How to prove this theorem $(v\lor s)\land(v\rightarrow p)\land(s\rightarrow a)\land\lnot a\vdash p$

Question

I'm noob to Discrete Math, but I need to prove this $(v\lor s)\land(v\rightarrow p)\land(s\rightarrow a)\land\lnot a\vdash p$

If you can explain what shall I do to prove it.

I can create truth table for left part of formula $(v\lor s)\land(v\rightarrow p)\land(s\rightarrow a)\land\lnot a$, but

I don't completely understand what shall I do with right part of formula I mean $\vdash p$

Please explain what I need to prove: maybe equivalence or tautology or something other or maybe I need to compare left side of formula $(v\lor s)\land(v\rightarrow p)\land(s\rightarrow a)\land\lnot a$ and right side $\vdash p$

Answer 1

Suppose

$$(v\lor s)\land(v\rightarrow p)\land(s\rightarrow a)\land\lnot a.\tag{1}$$

Then from $(1)$,

$$\begin{align} v\lor s,\tag{2}\\ v\rightarrow p,\tag{3}\\ s\rightarrow a,\tag{4}\\ \lnot a\tag{5} \end{align}$$

From $(4)$, we have $\lnot s$ or $a$. The latter contradicts $(5)$, so suppose the former.

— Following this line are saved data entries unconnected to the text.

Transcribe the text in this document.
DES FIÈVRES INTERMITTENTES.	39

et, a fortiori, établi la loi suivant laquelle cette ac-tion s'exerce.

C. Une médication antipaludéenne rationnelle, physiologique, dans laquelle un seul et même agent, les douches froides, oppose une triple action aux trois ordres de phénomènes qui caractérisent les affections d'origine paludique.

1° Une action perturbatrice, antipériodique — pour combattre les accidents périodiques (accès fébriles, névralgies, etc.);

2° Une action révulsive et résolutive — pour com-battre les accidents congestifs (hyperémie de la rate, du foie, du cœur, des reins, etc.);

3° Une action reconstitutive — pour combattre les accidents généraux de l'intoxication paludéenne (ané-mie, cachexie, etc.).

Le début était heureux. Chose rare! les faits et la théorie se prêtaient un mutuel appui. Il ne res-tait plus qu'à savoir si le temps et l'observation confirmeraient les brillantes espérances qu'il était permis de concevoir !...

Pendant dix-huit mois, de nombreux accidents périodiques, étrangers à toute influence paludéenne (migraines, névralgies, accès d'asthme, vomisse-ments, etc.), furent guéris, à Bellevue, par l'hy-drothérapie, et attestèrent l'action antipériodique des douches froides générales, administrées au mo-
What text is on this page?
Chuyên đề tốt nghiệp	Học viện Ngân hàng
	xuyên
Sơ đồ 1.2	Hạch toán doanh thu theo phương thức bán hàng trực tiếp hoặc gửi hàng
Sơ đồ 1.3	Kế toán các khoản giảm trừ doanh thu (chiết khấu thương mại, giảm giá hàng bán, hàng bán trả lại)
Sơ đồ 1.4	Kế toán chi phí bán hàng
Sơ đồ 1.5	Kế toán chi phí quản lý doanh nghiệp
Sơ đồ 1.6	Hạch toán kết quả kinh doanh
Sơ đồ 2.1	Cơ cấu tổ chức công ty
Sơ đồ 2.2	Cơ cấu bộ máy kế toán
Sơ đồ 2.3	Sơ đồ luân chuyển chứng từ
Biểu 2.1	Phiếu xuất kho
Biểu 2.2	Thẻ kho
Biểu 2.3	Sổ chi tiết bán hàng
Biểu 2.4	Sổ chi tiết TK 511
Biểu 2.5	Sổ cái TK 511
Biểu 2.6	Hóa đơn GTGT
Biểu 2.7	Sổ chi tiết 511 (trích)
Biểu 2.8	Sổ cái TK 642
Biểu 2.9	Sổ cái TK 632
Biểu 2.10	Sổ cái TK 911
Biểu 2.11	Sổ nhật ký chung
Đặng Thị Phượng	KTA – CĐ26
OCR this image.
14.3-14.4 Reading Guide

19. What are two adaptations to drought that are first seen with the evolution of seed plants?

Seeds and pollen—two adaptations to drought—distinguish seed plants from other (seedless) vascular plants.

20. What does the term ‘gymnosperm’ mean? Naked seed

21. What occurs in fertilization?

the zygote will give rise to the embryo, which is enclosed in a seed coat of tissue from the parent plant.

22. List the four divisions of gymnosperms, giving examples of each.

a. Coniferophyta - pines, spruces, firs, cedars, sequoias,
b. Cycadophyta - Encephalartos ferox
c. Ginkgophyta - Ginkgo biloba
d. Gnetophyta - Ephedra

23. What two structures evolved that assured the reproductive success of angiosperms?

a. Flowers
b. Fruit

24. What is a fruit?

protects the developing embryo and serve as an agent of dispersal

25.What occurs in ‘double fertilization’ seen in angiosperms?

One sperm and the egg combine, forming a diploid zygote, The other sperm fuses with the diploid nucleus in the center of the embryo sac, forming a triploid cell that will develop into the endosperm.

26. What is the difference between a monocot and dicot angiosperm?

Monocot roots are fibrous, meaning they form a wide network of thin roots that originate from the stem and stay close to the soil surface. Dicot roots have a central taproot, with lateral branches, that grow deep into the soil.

Now $(2)$ gives $v$ or $s$, but $\lnot s$ holds from before, so we have $v$. But now $v$ implies $p$ from $(3)$.

Hence

$$\vdash((v\lor s)\land(v\rightarrow p)\land(s\rightarrow a)\land\lnot a)\to p,$$

but this holds if and only if

$$(v\lor s)\land(v\rightarrow p)\land(s\rightarrow a)\land\lnot a\vdash p.\,\square $$